I've spent more than a decade analyzing real estate markets — hours of data I wasn't satisfied leaving flat. At some point I realized my approach was simply different, and it was time to write it down. The framework is built on territorial intelligence, pattern observation, and adaptive strategy — the things that help coyotes survive and humans make better real estate decisions.
Most real estate advice starts with a sales pitch. Agents cite city-wide statistics that obscure critical neighborhood-level dynamics, or tell you "the market is hot" based on their last closing. The result is decision-making built on anecdote and intuition rather than systematic analysis.
The Wise Coyote Method replaces guesswork with a structured framework — layering historical depth, micro-market segmentation, and rigorous data interpretation to provide actionable intelligence rather than hopeful projections.
Like its namesake, the method is built to work in any terrain. The analytical principles are portable. The system has been applied across $100M+ in transactions and is designed to transfer to any market where micro-level dynamics drive outcomes.
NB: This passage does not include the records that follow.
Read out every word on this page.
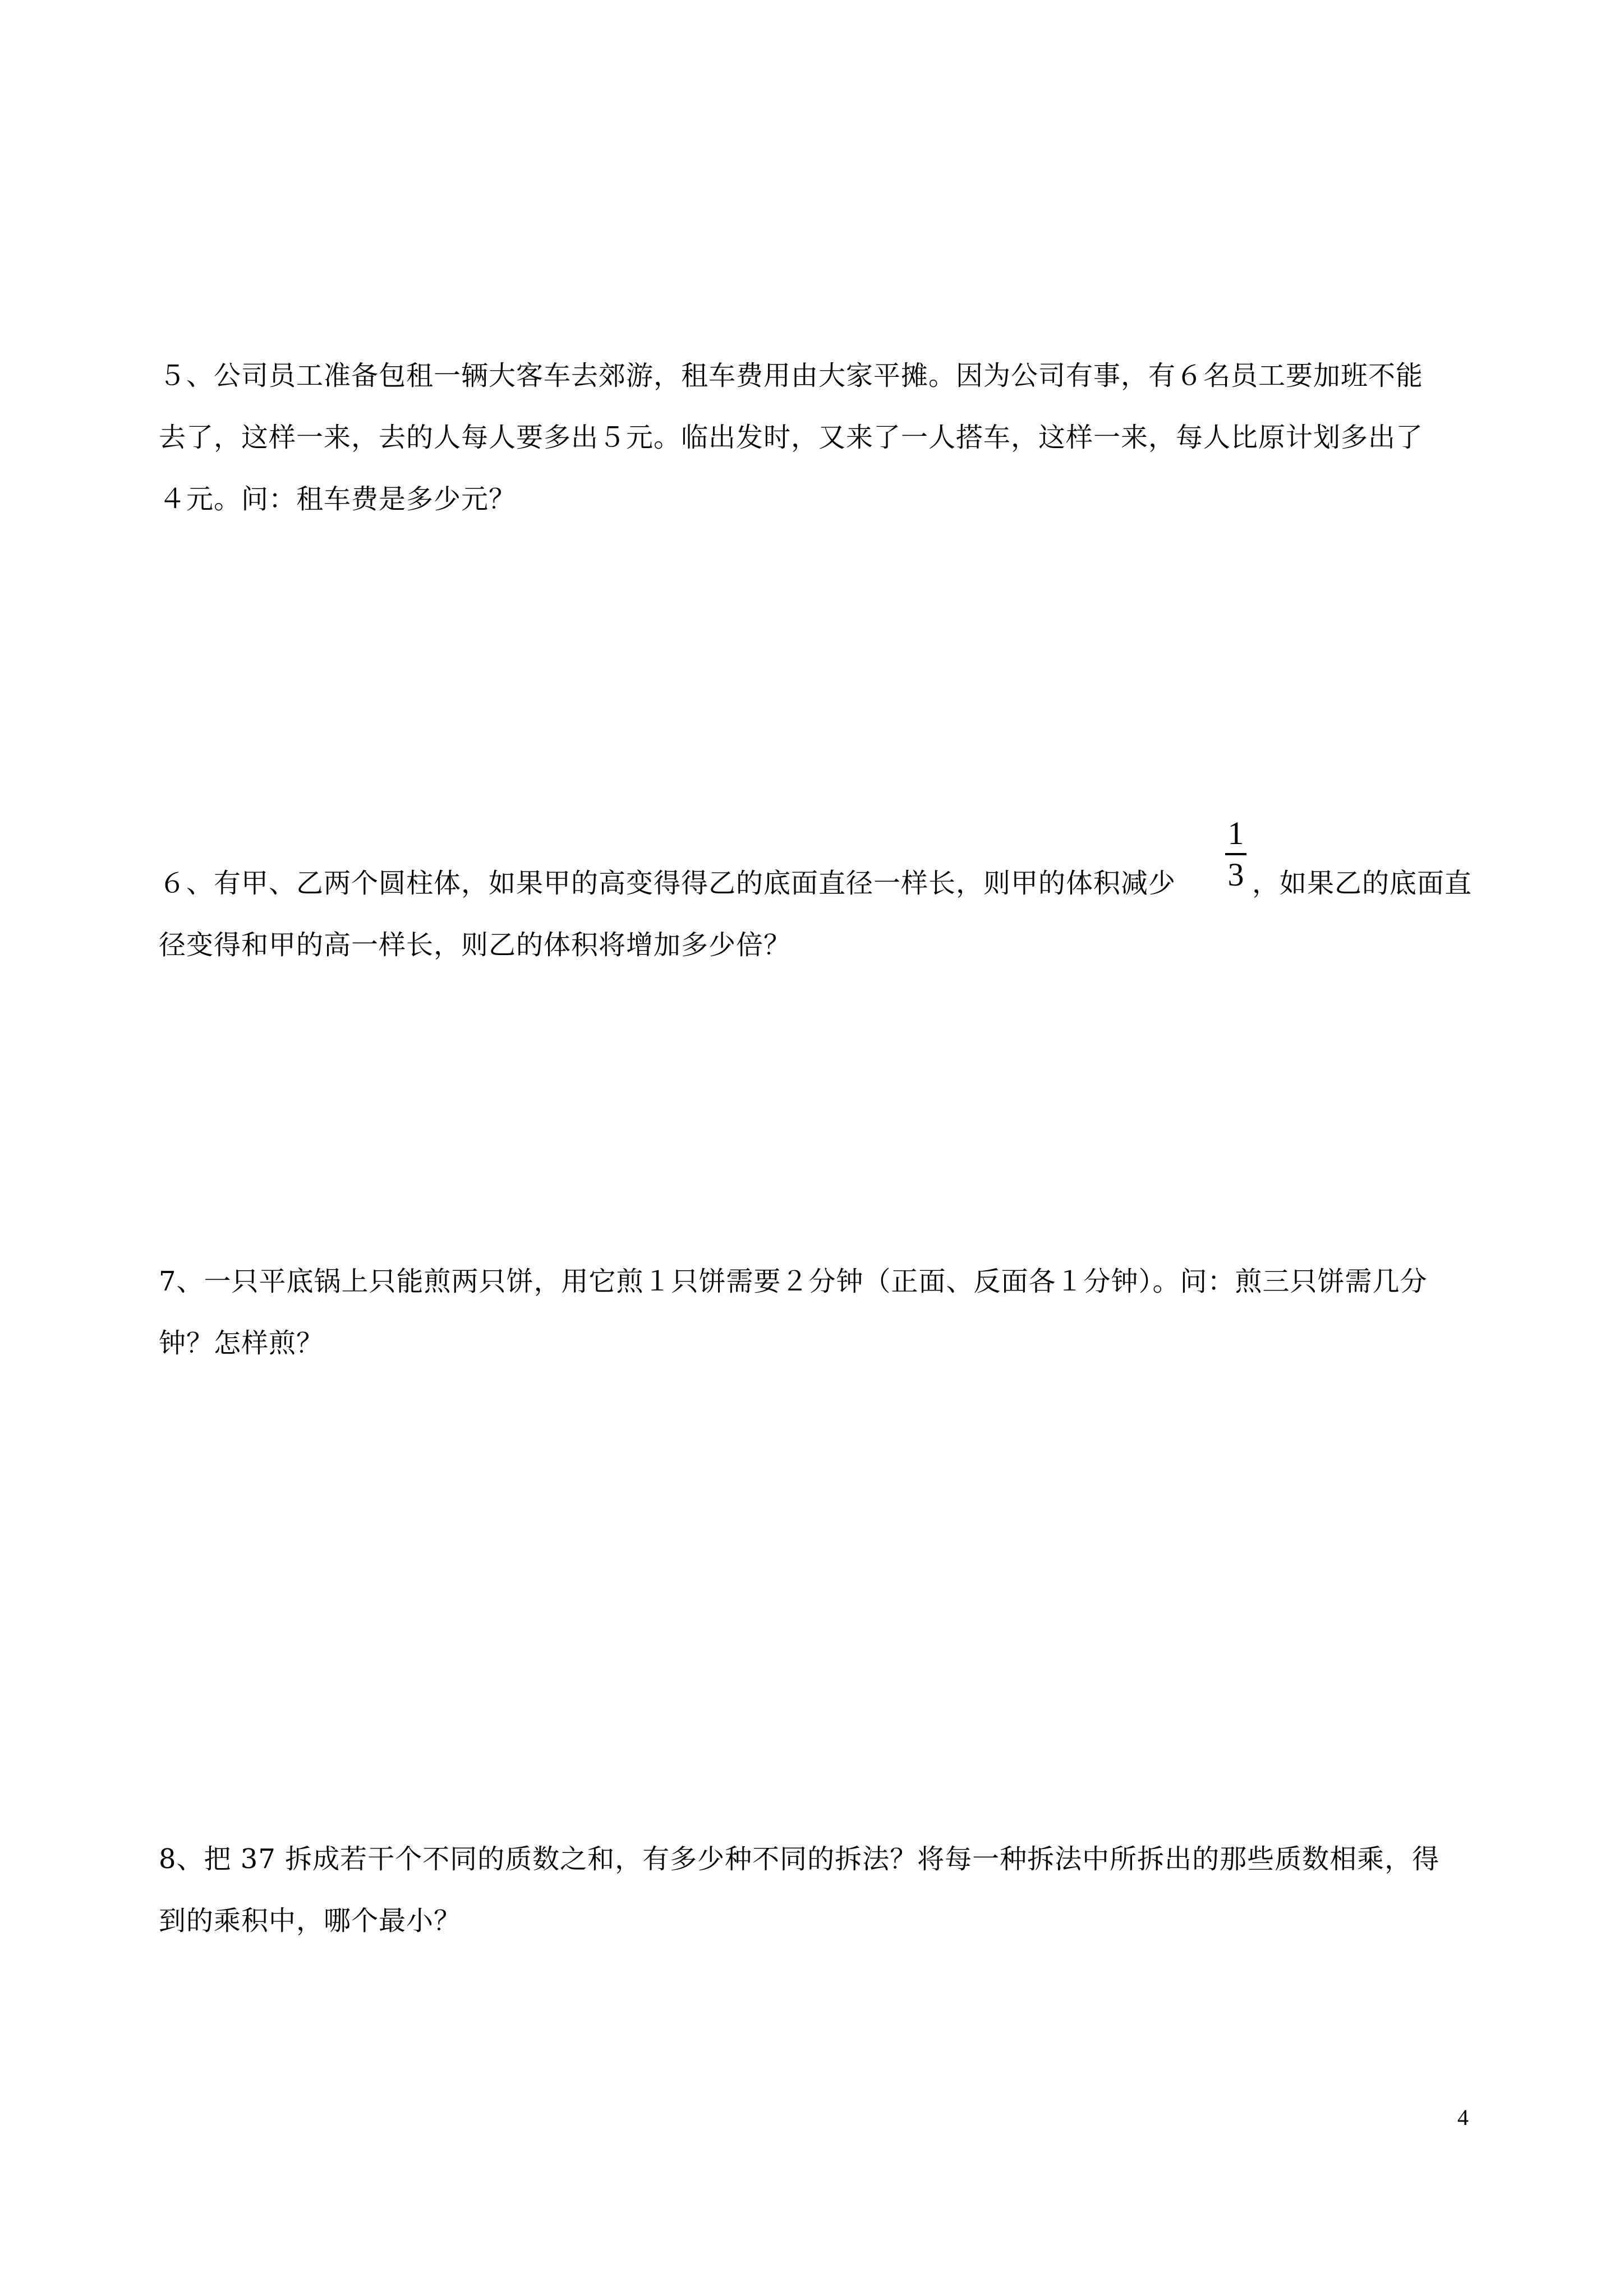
５、公司员工准备包租一辆大客车去郊游，租车费用由大家平摊。因为公司有事，有６名员工要加班不能
去了，这样一来，去的人每人要多出５元。临出发时，又来了一人搭车，这样一来，每人比原计划多出了
４元。问：租车费是多少元？
６、有甲、乙两个圆柱体，如果甲的高变得得乙的底面直径一样长，则甲的体积减少
1
3 ，如果乙的底面直
径变得和甲的高一样长，则乙的体积将增加多少倍？
7、一只平底锅上只能煎两只饼，用它煎１只饼需要２分钟（正面、反面各１分钟）。问：煎三只饼需几分
钟？怎样煎？
8、把 37 拆成若干个不同的质数之和，有多少种不同的拆法？将每一种拆法中所拆出的那些质数相乘，得
到的乘积中，哪个最小？
4
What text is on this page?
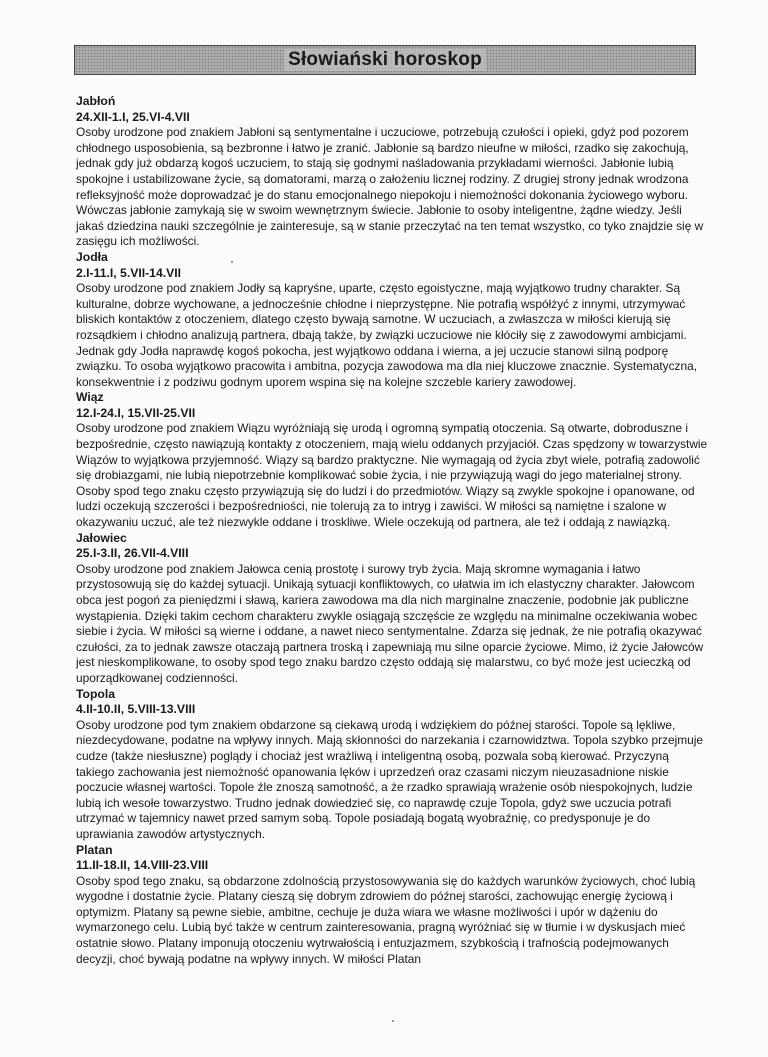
Słowiański horoskop
Jabłoń
24.XII-1.I, 25.VI-4.VII
Osoby urodzone pod znakiem Jabłoni są sentymentalne i uczuciowe, potrzebują czułości i opieki, gdyż pod pozorem chłodnego usposobienia, są bezbronne i łatwo je zranić. Jabłonie są bardzo nieufne w miłości, rzadko się zakochują, jednak gdy już obdarzą kogoś uczuciem, to stają się godnymi naśladowania przykładami wierności. Jabłonie lubią spokojne i ustabilizowane życie, są domatorami, marzą o założeniu licznej rodziny. Z drugiej strony jednak wrodzona refleksyjność może doprowadzać je do stanu emocjonalnego niepokoju i niemożności dokonania życiowego wyboru. Wówczas jabłonie zamykają się w swoim wewnętrznym świecie. Jabłonie to osoby inteligentne, żądne wiedzy. Jeśli jakaś dziedzina nauki szczególnie je zainteresuje, są w stanie przeczytać na ten temat wszystko, co tyko znajdzie się w zasięgu ich możliwości.
Jodła
2.I-11.I, 5.VII-14.VII
Osoby urodzone pod znakiem Jodły są kapryśne, uparte, często egoistyczne, mają wyjątkowo trudny charakter. Są kulturalne, dobrze wychowane, a jednocześnie chłodne i nieprzystępne. Nie potrafią współżyć z innymi, utrzymywać bliskich kontaktów z otoczeniem, dlatego często bywają samotne. W uczuciach, a zwłaszcza w miłości kierują się rozsądkiem i chłodno analizują partnera, dbają także, by związki uczuciowe nie kłóciły się z zawodowymi ambicjami. Jednak gdy Jodła naprawdę kogoś pokocha, jest wyjątkowo oddana i wierna, a jej uczucie stanowi silną podporę związku. To osoba wyjątkowo pracowita i ambitna, pozycja zawodowa ma dla niej kluczowe znacznie. Systematyczna, konsekwentnie i z podziwu godnym uporem wspina się na kolejne szczeble kariery zawodowej.
Wiąz
12.I-24.I, 15.VII-25.VII
Osoby urodzone pod znakiem Wiązu wyróżniają się urodą i ogromną sympatią otoczenia. Są otwarte, dobroduszne i bezpośrednie, często nawiązują kontakty z otoczeniem, mają wielu oddanych przyjaciół. Czas spędzony w towarzystwie Wiązów to wyjątkowa przyjemność. Wiązy są bardzo praktyczne. Nie wymagają od życia zbyt wiele, potrafią zadowolić się drobiazgami, nie lubią niepotrzebnie komplikować sobie życia, i nie przywiązują wagi do jego materialnej strony. Osoby spod tego znaku często przywiązują się do ludzi i do przedmiotów. Wiązy są zwykle spokojne i opanowane, od ludzi oczekują szczerości i bezpośredniości, nie tolerują za to intryg i zawiści. W miłości są namiętne i szalone w okazywaniu uczuć, ale też niezwykle oddane i troskliwe. Wiele oczekują od partnera, ale też i oddają z nawiązką.
Jałowiec
25.I-3.II, 26.VII-4.VIII
Osoby urodzone pod znakiem Jałowca cenią prostotę i surowy tryb życia. Mają skromne wymagania i łatwo przystosowują się do każdej sytuacji. Unikają sytuacji konfliktowych, co ułatwia im ich elastyczny charakter. Jałowcom obca jest pogoń za pieniędzmi i sławą, kariera zawodowa ma dla nich marginalne znaczenie, podobnie jak publiczne wystąpienia. Dzięki takim cechom charakteru zwykle osiągają szczęście ze względu na minimalne oczekiwania wobec siebie i życia. W miłości są wierne i oddane, a nawet nieco sentymentalne. Zdarza się jednak, że nie potrafią okazywać czułości, za to jednak zawsze otaczają partnera troską i zapewniają mu silne oparcie życiowe. Mimo, iż życie Jałowców jest nieskomplikowane, to osoby spod tego znaku bardzo często oddają się malarstwu, co być może jest ucieczką od uporządkowanej codzienności.
Topola
4.II-10.II, 5.VIII-13.VIII
Osoby urodzone pod tym znakiem obdarzone są ciekawą urodą i wdziękiem do późnej starości. Topole są lękliwe, niezdecydowane, podatne na wpływy innych. Mają skłonności do narzekania i czarnowidztwa. Topola szybko przejmuje cudze (także niesłuszne) poglądy i chociaż jest wrażliwą i inteligentną osobą, pozwala sobą kierować. Przyczyną takiego zachowania jest niemożność opanowania lęków i uprzedzeń oraz czasami niczym nieuzasadnione niskie poczucie własnej wartości. Topole źle znoszą samotność, a że rzadko sprawiają wrażenie osób niespokojnych, ludzie lubią ich wesołe towarzystwo. Trudno jednak dowiedzieć się, co naprawdę czuje Topola, gdyż swe uczucia potrafi utrzymać w tajemnicy nawet przed samym sobą. Topole posiadają bogatą wyobraźnię, co predysponuje je do uprawiania zawodów artystycznych.
Platan
11.II-18.II, 14.VIII-23.VIII
Osoby spod tego znaku, są obdarzone zdolnością przystosowywania się do każdych warunków życiowych, choć lubią wygodne i dostatnie życie. Platany cieszą się dobrym zdrowiem do późnej starości, zachowując energię życiową i optymizm. Platany są pewne siebie, ambitne, cechuje je duża wiara we własne możliwości i upór w dążeniu do wymarzonego celu. Lubią być także w centrum zainteresowania, pragną wyróżniać się w tłumie i w dyskusjach mieć ostatnie słowo. Platany imponują otoczeniu wytrwałością i entuzjazmem, szybkością i trafnością podejmowanych decyzji, choć bywają podatne na wpływy innych. W miłości Platan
A foundational principle of the method: macro conditions affect every market simultaneously, but micro-market structure determines how each neighborhood actually experiences those conditions.
Terrain determines how each micro-market experiences macro conditions. Understanding your specific terrain matters more than tracking weather patterns everyone already sees.
Real estate operates at the neighborhood level, not the city level. A city-wide median price increase obscures the reality that some ZIP codes appreciated significantly while others declined. Some neighborhoods lead market trends; others lag. Some insulate against downturns; others amplify volatility.
Most analysis works with snapshots: last month's closings, this quarter's inventory. The Wise Coyote Method adds dimensionality through historical context, weekly granularity, and leading indicators that reveal trajectory — not just position.
Real estate will always involve human judgment — choosing between comparable homes requires understanding lifestyle, priorities, and emotional resonance. But market-level analysis cannot rely on anecdote or gut feeling. The method validates intuition with data while recognizing the limits of pure quantification.
Every week I'm in the MLS trying to figure out what's actually happening — not just what sold, but what went under contract, what got cancelled, what's sitting. Closings tell you what buyers decided 30 to 45 days ago. Contracts tell you what's happening now.
At some point I got tired of rebuilding the same Excel reports and remaking charts from scratch. So I built a Power BI model that lets me slice the data every way I need to — partly because the analysis demanded it, and partly because my files got too big for Excel. Who knew you really couldn't have more than a million rows.